Excellent points, gave me food for thought.

AntiRip

exploit released

http://geohotps3.blogspot.com/2010/01/heres-your-silver-platter.html

ongarite

Looks like GeoHot has been found out already and has not fully hacked the PS3 at all.

http://streetskaterfu.blogspot.com/2010/01/ps3-is-hacked-urban-legend-continues.html

Altough it's nice to capture all these HV calls and stuff from a plain (not encrypted) lv1 binary, but this will never lead to a hacked PS3.

TouchingVirus

ongarite wrote: »

Looks like GeoHot has been found out already and has not fully hacked the PS3 at all.

http://streetskaterfu.blogspot.com/2010/01/ps3-is-hacked-urban-legend-continues.html

I read that earlier, just after GeoHot posted his exploit.

I've no experience in any of this, but let's say there are definitely problems with GeoHot's claims. It's also a bit funny how he's appears to be just leaving it at where he's got...

the_syco

TouchingVirus wrote: »

I've no experience in any of this, but let's say there are definitely problems with GeoHot's claims. It's also a bit funny how he's appears to be just leaving it at where he's got...

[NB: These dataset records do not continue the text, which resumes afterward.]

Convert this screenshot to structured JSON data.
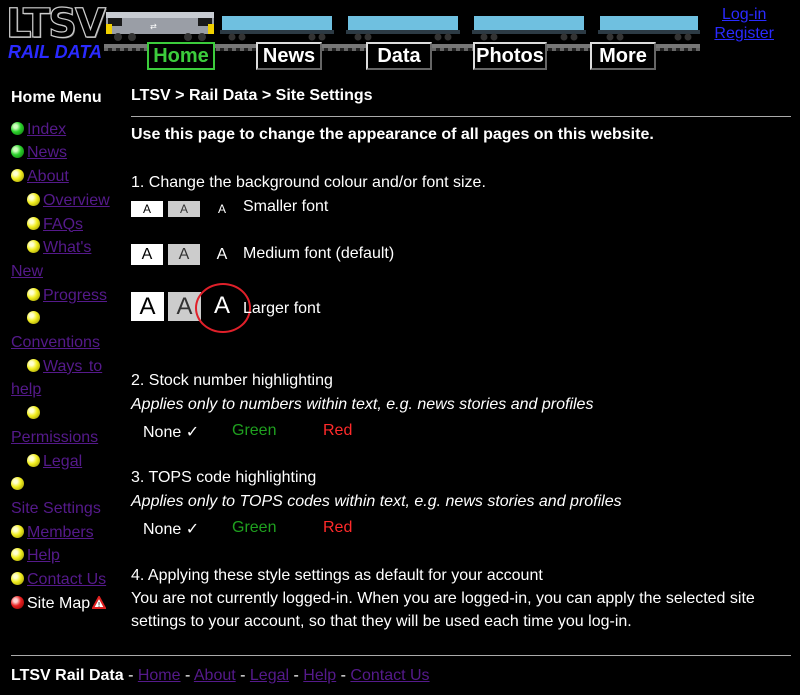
{
  "logo": {
    "top": "LTSV",
    "bottom": "RAIL DATA"
  },
  "nav": [
    {
      "label": "Home",
      "active": true
    },
    {
      "label": "News"
    },
    {
      "label": "Data"
    },
    {
      "label": "Photos"
    },
    {
      "label": "More"
    }
  ],
  "account": {
    "login": "Log-in",
    "register": "Register"
  },
  "sidebar": {
    "title": "Home Menu",
    "items": [
      {
        "label": "Index",
        "dot": "green"
      },
      {
        "label": "News",
        "dot": "green"
      },
      {
        "label": "About",
        "dot": "yellow"
      },
      {
        "label": "Overview",
        "dot": "yellow",
        "indent": true
      },
      {
        "label": "FAQs",
        "dot": "yellow",
        "indent": true
      },
      {
        "label": "What's New",
        "dot": "yellow",
        "indent": true
      },
      {
        "label": "Progress",
        "dot": "yellow",
        "indent": true
      },
      {
        "label": "Conventions",
        "dot": "yellow",
        "indent": true
      },
      {
        "label": "Ways to help",
        "dot": "yellow",
        "indent": true
      },
      {
        "label": "Permissions",
        "dot": "yellow",
        "indent": true
      },
      {
        "label": "Legal",
        "dot": "yellow",
        "indent": true
      },
      {
        "label": "Site Settings",
        "dot": "yellow"
      },
      {
        "label": "Members",
        "dot": "yellow"
      },
      {
        "label": "Help",
        "dot": "yellow"
      },
      {
        "label": "Contact Us",
        "dot": "yellow"
      },
      {
        "label": "Site Map",
        "dot": "red"
      }
    ]
  },
  "breadcrumb": "LTSV > Rail Data > Site Settings",
  "intro": "Use this page to change the appearance of all pages on this website.",
  "section1": {
    "heading": "1. Change the background colour and/or font size.",
    "glyph": "A",
    "small_label": "Smaller font",
    "medium_label": "Medium font (default)",
    "large_label": "Larger font"
  },
  "section2": {
    "heading": "2. Stock number highlighting",
    "note": "Applies only to numbers within text, e.g. news stories and profiles",
    "none": "None ✓",
    "green": "Green",
    "red": "Red"
  },
  "section3": {
    "heading": "3. TOPS code highlighting",
    "note": "Applies only to TOPS codes within text, e.g. news stories and profiles",
    "none": "None ✓",
    "green": "Green",
    "red": "Red"
  },
  "section4": {
    "heading": "4. Applying these style settings as default for your account",
    "line1": "You are not currently logged-in. When you are logged-in, you can apply the selected site",
    "line2": "settings to your account, so that they will be used each time you log-in."
  },
  "footer": {
    "brand": "LTSV Rail Data",
    "links": [
      "Home",
      "About",
      "Legal",
      "Help",
      "Contact Us"
    ],
    "sep": " - "
  },
  "colors": {
    "accent_green": "#3ccc3c",
    "visited_link": "#551a8b",
    "blue_link": "#2a2aff",
    "highlight_green": "#1fa01f",
    "highlight_red": "#ff2a2a",
    "circle": "#e0202a"
  }
}
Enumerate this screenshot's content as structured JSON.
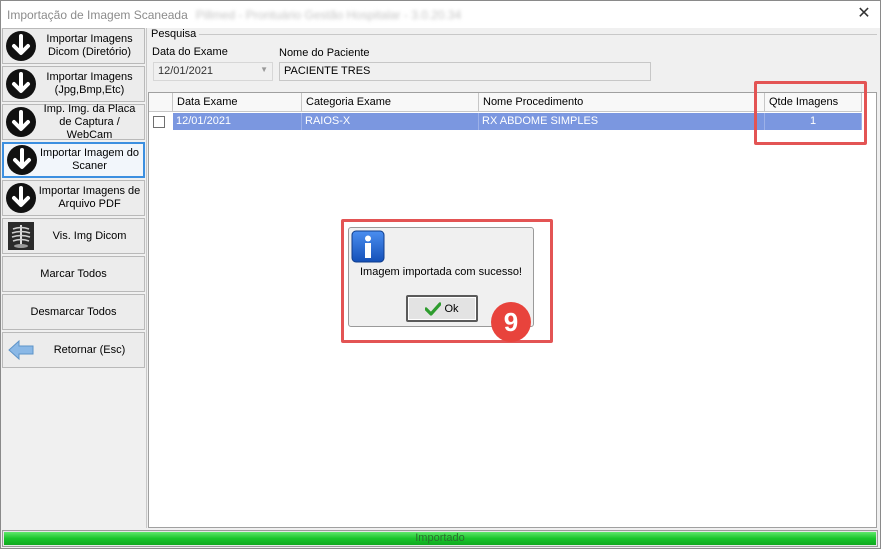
{
  "window": {
    "title": "Importação de Imagem Scaneada",
    "title_suffix": "Pillmed - Prontuário Gestão Hospitalar - 3.0.20.34",
    "close_label": "✕"
  },
  "sidebar": {
    "items": [
      {
        "label": "Importar Imagens Dicom (Diretório)",
        "icon": "arrow-down-icon"
      },
      {
        "label": "Importar Imagens (Jpg,Bmp,Etc)",
        "icon": "arrow-down-icon"
      },
      {
        "label": "Imp. Img. da Placa de Captura / WebCam",
        "icon": "arrow-down-icon"
      },
      {
        "label": "Importar Imagem do Scaner",
        "icon": "arrow-down-icon",
        "active": true
      },
      {
        "label": "Importar Imagens de Arquivo PDF",
        "icon": "arrow-down-icon"
      },
      {
        "label": "Vis. Img Dicom",
        "icon": "xray-icon"
      },
      {
        "label": "Marcar Todos"
      },
      {
        "label": "Desmarcar Todos"
      },
      {
        "label": "Retornar (Esc)",
        "icon": "back-arrow-icon"
      }
    ]
  },
  "search": {
    "group_label": "Pesquisa",
    "date_label": "Data do Exame",
    "date_value": "12/01/2021",
    "name_label": "Nome do Paciente",
    "name_value": "PACIENTE TRES"
  },
  "grid": {
    "columns": [
      "Data Exame",
      "Categoria Exame",
      "Nome Procedimento",
      "Qtde Imagens"
    ],
    "rows": [
      {
        "checked": false,
        "cells": [
          "12/01/2021",
          "RAIOS-X",
          "RX ABDOME SIMPLES",
          "1"
        ]
      }
    ]
  },
  "dialog": {
    "message": "Imagem importada com sucesso!",
    "ok_label": "Ok",
    "icon": "info-icon"
  },
  "step_badge": "9",
  "status": {
    "text": "Importado",
    "progress": 1.0
  },
  "colors": {
    "highlight": "#e35454",
    "selected_row": "#7b97e0",
    "progress": "#19c42b",
    "badge": "#e8433c"
  }
}
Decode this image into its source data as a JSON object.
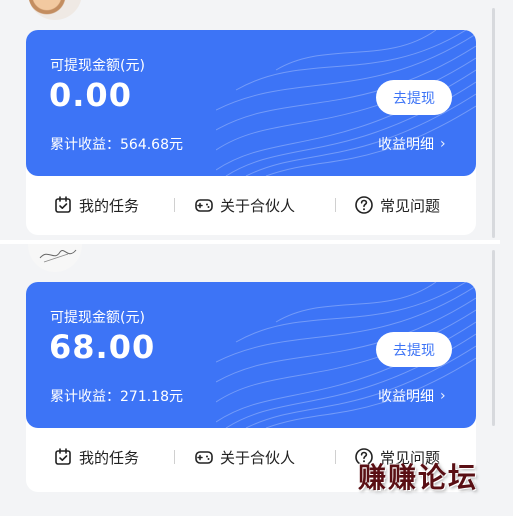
{
  "colors": {
    "accent": "#3d74f6",
    "card_bg": "#ffffff",
    "page_bg": "#f3f4f6",
    "watermark": "#5a0f14"
  },
  "screens": [
    {
      "balance_label": "可提现金额(元)",
      "balance_amount": "0.00",
      "withdraw_label": "去提现",
      "cumulative_label": "累计收益：564.68元",
      "details_label": "收益明细",
      "actions": [
        {
          "label": "我的任务",
          "icon": "task-check-icon"
        },
        {
          "label": "关于合伙人",
          "icon": "gamepad-icon"
        },
        {
          "label": "常见问题",
          "icon": "question-circle-icon"
        }
      ]
    },
    {
      "balance_label": "可提现金额(元)",
      "balance_amount": "68.00",
      "withdraw_label": "去提现",
      "cumulative_label": "累计收益：271.18元",
      "details_label": "收益明细",
      "actions": [
        {
          "label": "我的任务",
          "icon": "task-check-icon"
        },
        {
          "label": "关于合伙人",
          "icon": "gamepad-icon"
        },
        {
          "label": "常见问题",
          "icon": "question-circle-icon"
        }
      ]
    }
  ],
  "watermark": "赚赚论坛"
}
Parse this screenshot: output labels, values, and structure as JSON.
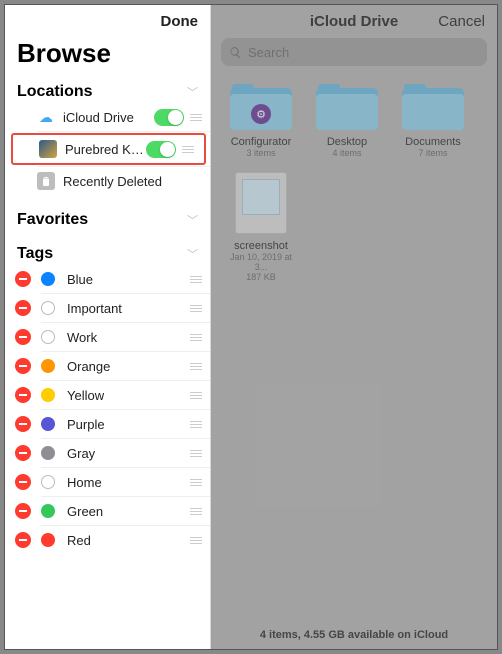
{
  "sidebar": {
    "done": "Done",
    "title": "Browse",
    "sections": {
      "locations": {
        "header": "Locations",
        "items": [
          {
            "label": "iCloud Drive",
            "toggle": true
          },
          {
            "label": "Purebred Ke...",
            "toggle": true
          },
          {
            "label": "Recently Deleted",
            "toggle": false
          }
        ]
      },
      "favorites": {
        "header": "Favorites"
      },
      "tags": {
        "header": "Tags",
        "items": [
          {
            "label": "Blue",
            "color": "#0a84ff",
            "filled": true
          },
          {
            "label": "Important",
            "color": null,
            "filled": false
          },
          {
            "label": "Work",
            "color": null,
            "filled": false
          },
          {
            "label": "Orange",
            "color": "#ff9500",
            "filled": true
          },
          {
            "label": "Yellow",
            "color": "#ffcc00",
            "filled": true
          },
          {
            "label": "Purple",
            "color": "#5856d6",
            "filled": true
          },
          {
            "label": "Gray",
            "color": "#8e8e93",
            "filled": true
          },
          {
            "label": "Home",
            "color": null,
            "filled": false
          },
          {
            "label": "Green",
            "color": "#34c759",
            "filled": true
          },
          {
            "label": "Red",
            "color": "#ff3b30",
            "filled": true
          }
        ]
      }
    }
  },
  "main": {
    "title": "iCloud Drive",
    "cancel": "Cancel",
    "search_placeholder": "Search",
    "items": [
      {
        "name": "Configurator",
        "meta": "3 items",
        "type": "folder",
        "badge_bg": "#6a3d9a",
        "badge_txt": "⚙"
      },
      {
        "name": "Desktop",
        "meta": "4 items",
        "type": "folder",
        "badge_bg": null,
        "badge_txt": ""
      },
      {
        "name": "Documents",
        "meta": "7 items",
        "type": "folder",
        "badge_bg": null,
        "badge_txt": ""
      },
      {
        "name": "screenshot",
        "meta": "Jan 10, 2019 at 3...",
        "meta2": "187 KB",
        "type": "file"
      }
    ],
    "footer": "4 items, 4.55 GB available on iCloud"
  }
}
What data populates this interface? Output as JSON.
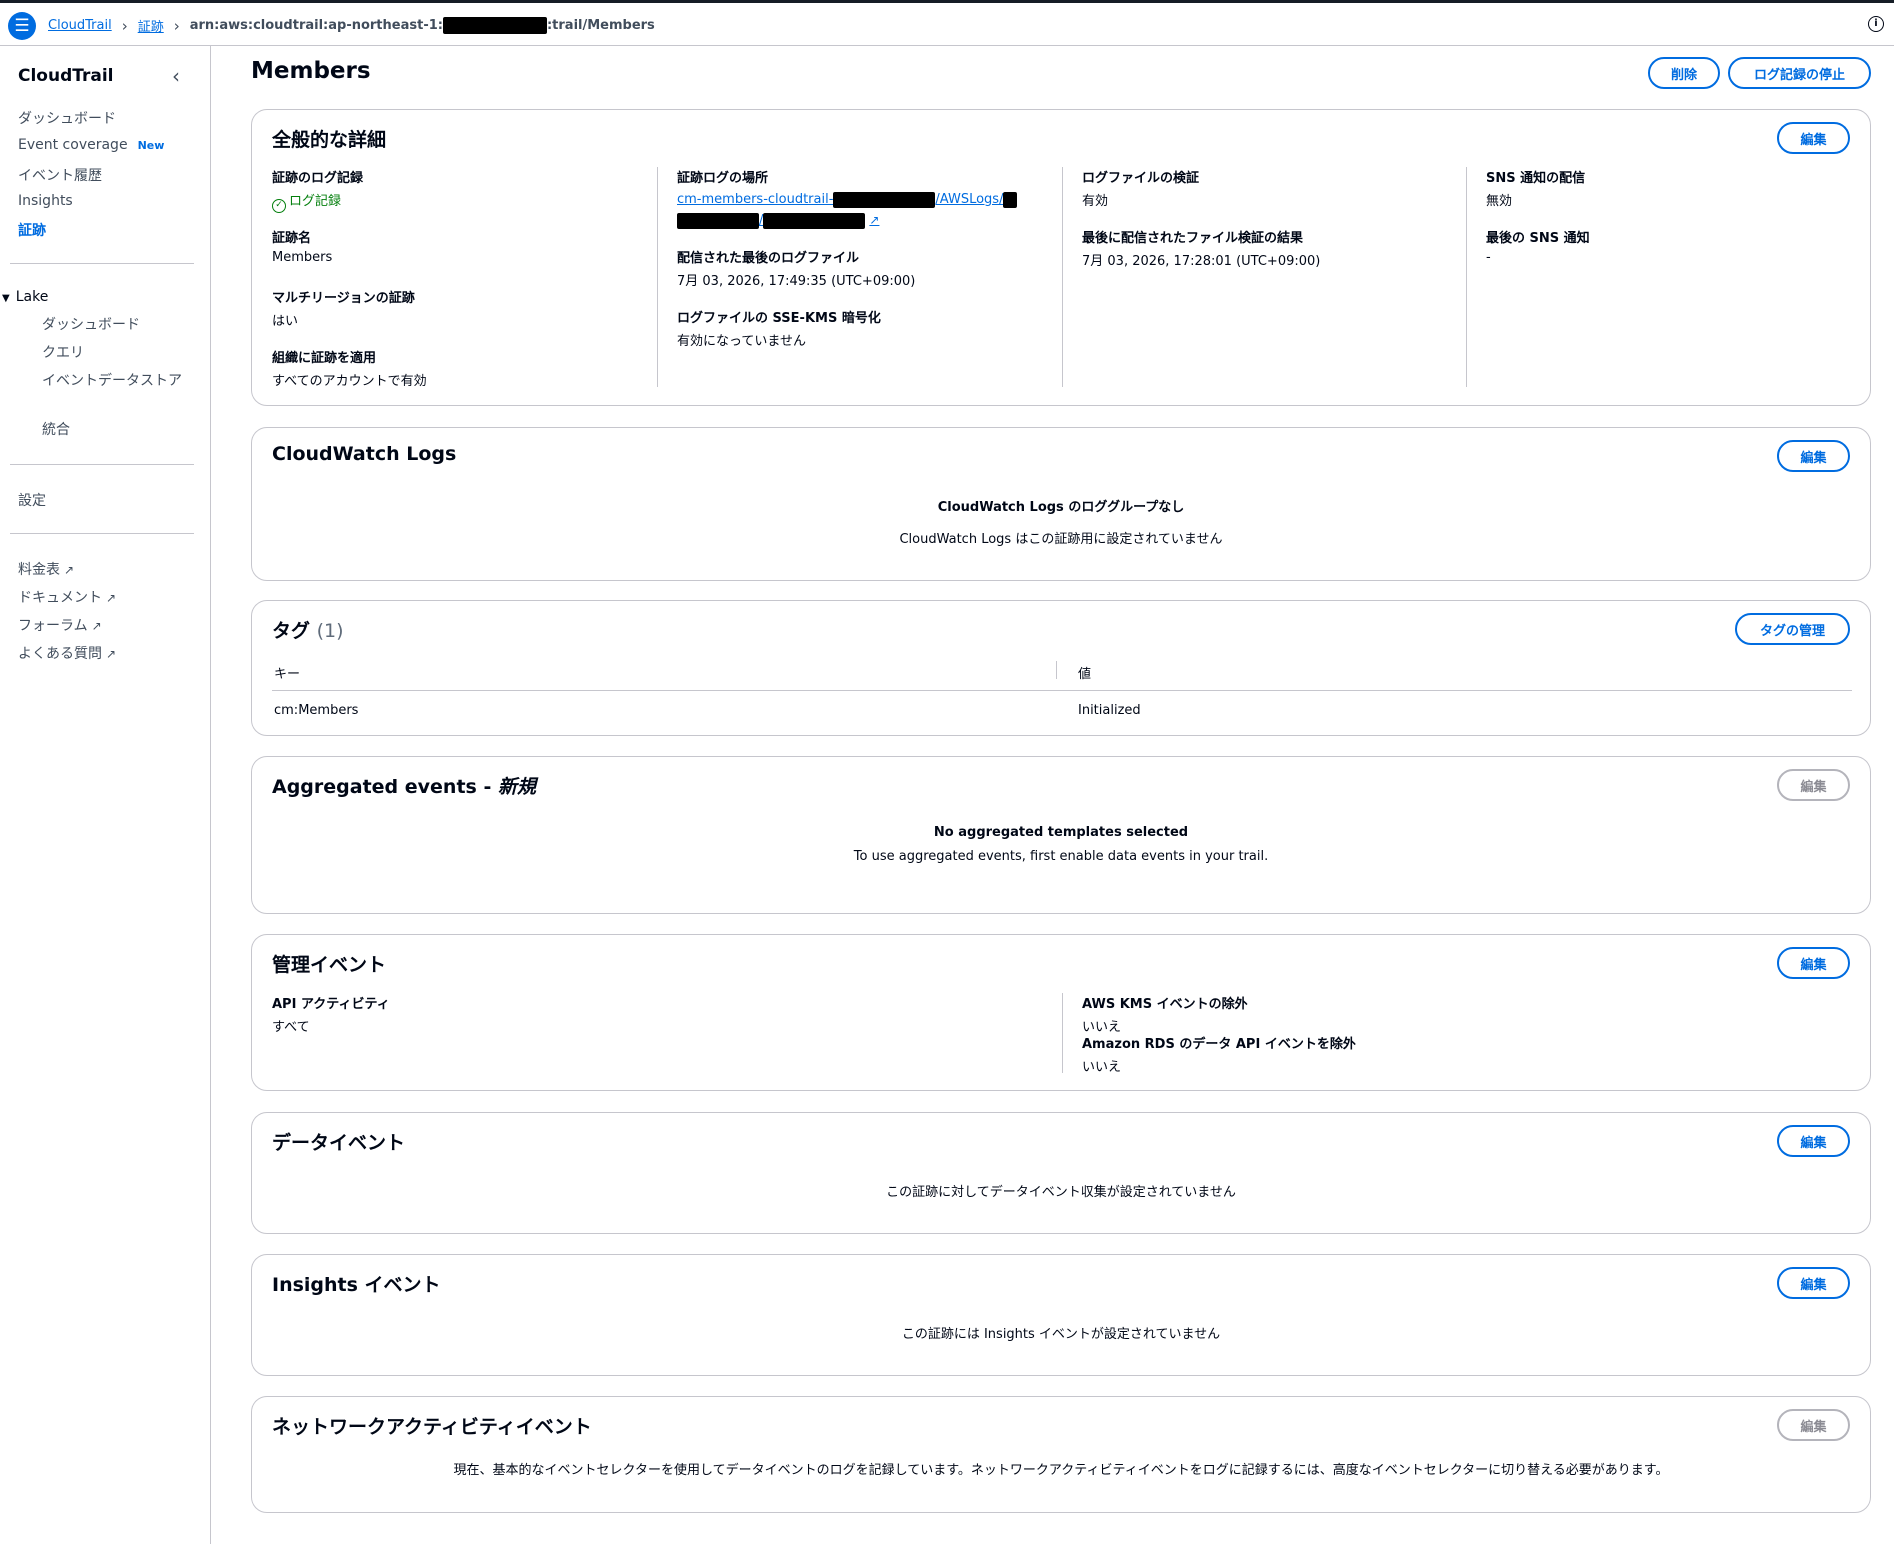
{
  "header": {
    "breadcrumb_root": "CloudTrail",
    "breadcrumb_trails": "証跡",
    "breadcrumb_arn_prefix": "arn:aws:cloudtrail:ap-northeast-1:",
    "breadcrumb_arn_suffix": ":trail/Members"
  },
  "sidebar": {
    "title": "CloudTrail",
    "items": [
      "ダッシュボード",
      "Event coverage",
      "イベント履歴",
      "Insights",
      "証跡"
    ],
    "new_badge": "New",
    "lake_label": "Lake",
    "lake_items": [
      "ダッシュボード",
      "クエリ",
      "イベントデータストア",
      "統合"
    ],
    "settings": "設定",
    "links": [
      "料金表",
      "ドキュメント",
      "フォーラム",
      "よくある質問"
    ]
  },
  "page": {
    "title": "Members",
    "delete_button": "削除",
    "stop_logging_button": "ログ記録の停止"
  },
  "general": {
    "title": "全般的な詳細",
    "edit": "編集",
    "logging_label": "証跡のログ記録",
    "logging_value": "ログ記録",
    "name_label": "証跡名",
    "name_value": "Members",
    "multiregion_label": "マルチリージョンの証跡",
    "multiregion_value": "はい",
    "org_label": "組織に証跡を適用",
    "org_value": "すべてのアカウントで有効",
    "location_label": "証跡ログの場所",
    "location_prefix": "cm-members-cloudtrail-",
    "location_mid": "/AWSLogs/",
    "location_sep": "/",
    "last_log_label": "配信された最後のログファイル",
    "last_log_value": "7月 03, 2026, 17:49:35 (UTC+09:00)",
    "ssekms_label": "ログファイルの SSE-KMS 暗号化",
    "ssekms_value": "有効になっていません",
    "validation_label": "ログファイルの検証",
    "validation_value": "有効",
    "last_validation_label": "最後に配信されたファイル検証の結果",
    "last_validation_value": "7月 03, 2026, 17:28:01 (UTC+09:00)",
    "sns_label": "SNS 通知の配信",
    "sns_value": "無効",
    "last_sns_label": "最後の SNS 通知",
    "last_sns_value": "-"
  },
  "cloudwatch": {
    "title": "CloudWatch Logs",
    "edit": "編集",
    "empty_title": "CloudWatch Logs のロググループなし",
    "empty_desc": "CloudWatch Logs はこの証跡用に設定されていません"
  },
  "tags": {
    "title": "タグ",
    "count": "(1)",
    "manage": "タグの管理",
    "col_key": "キー",
    "col_value": "値",
    "rows": [
      {
        "key": "cm:Members",
        "value": "Initialized"
      }
    ]
  },
  "aggregated": {
    "title": "Aggregated events - ",
    "title_new": "新規",
    "edit": "編集",
    "empty_title": "No aggregated templates selected",
    "empty_desc": "To use aggregated events, first enable data events in your trail."
  },
  "management": {
    "title": "管理イベント",
    "edit": "編集",
    "api_label": "API アクティビティ",
    "api_value": "すべて",
    "kms_label": "AWS KMS イベントの除外",
    "kms_value": "いいえ",
    "rds_label": "Amazon RDS のデータ API イベントを除外",
    "rds_value": "いいえ"
  },
  "data_events": {
    "title": "データイベント",
    "edit": "編集",
    "desc": "この証跡に対してデータイベント収集が設定されていません"
  },
  "insights": {
    "title": "Insights イベント",
    "edit": "編集",
    "desc": "この証跡には Insights イベントが設定されていません"
  },
  "network": {
    "title": "ネットワークアクティビティイベント",
    "edit": "編集",
    "desc": "現在、基本的なイベントセレクターを使用してデータイベントのログを記録しています。ネットワークアクティビティイベントをログに記録するには、高度なイベントセレクターに切り替える必要があります。"
  }
}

I'm reading " I have a life to get back to and can't keep working on this all day and night" as either
a) I got paid to shut up
b) I think I'm been sued, bbl

TouchingVirus

the_syco wrote: »

I'm reading " I have a life to get back to and can't keep working on this all day and night" as either
a) I got paid to shut up
b) I think I'm been sued, bbl

Or..

c) Wow, I seriously underestimated this system, bbl.

Myrddin

TouchingVirus wrote: »

Or..

c) Wow, I seriously underestimated this system, bbl.

Gets my vote! Im glad now

Inquitus

EnterNow wrote: »

Regards the UPC30 package that was mentioned, have a look in the Broadband forum Inquitus...you'll see people having issues with the 20mb pack and the average d/l speeds they can attain. 30mb, as touchingvirus said, will have its own contention issues to deal with. Not to mention the fluctuating speeds peak/offpeak....but thats all for another forum.

I have UPC 30Mb just updated from 20Mb and I have always without exception got the full dl speed off of it.

I use sabtab2, newzbin, a usenet account and http://sabnzbd.org/ for all my legal download needs. I can bookmark stuff to dl whilst at work or use logmein to access my home PC directly.

I guess my point is anyone with BB that delivers 10Mb or more consistently could dl a PS Game each day whilst at work/school. I certainly dont buy into the fact that the 25GB size is a major deterent. A PS3 game will deliver many days of playtime, so 1 a week would be plenty.

I would just note that I buy all my games on all platforms as I wish to support the gaming industry. Just got demon souls off of videogamesplus.ca and it's awesome

enfant terrible

TouchingVirus wrote: »

The average broadband speed across Europe is ~3.5Mbit/sec.

A friend of mine regularly downloads BR rips of 15G+ on a 3mb connection, he just leaves then on overnight.

One of them Braveheart was 24GB.

TouchingVirus

enfant terrible wrote: »

A friend of mine regularly downloads BR rips of 15G+ on a 3mb connection, he just leaves then on overnight.

One of them Braveheart was 24GB.

Good for your 'friend' ..that's 24GB of an allowance gone on something that isn't a PS3 game - which was my point.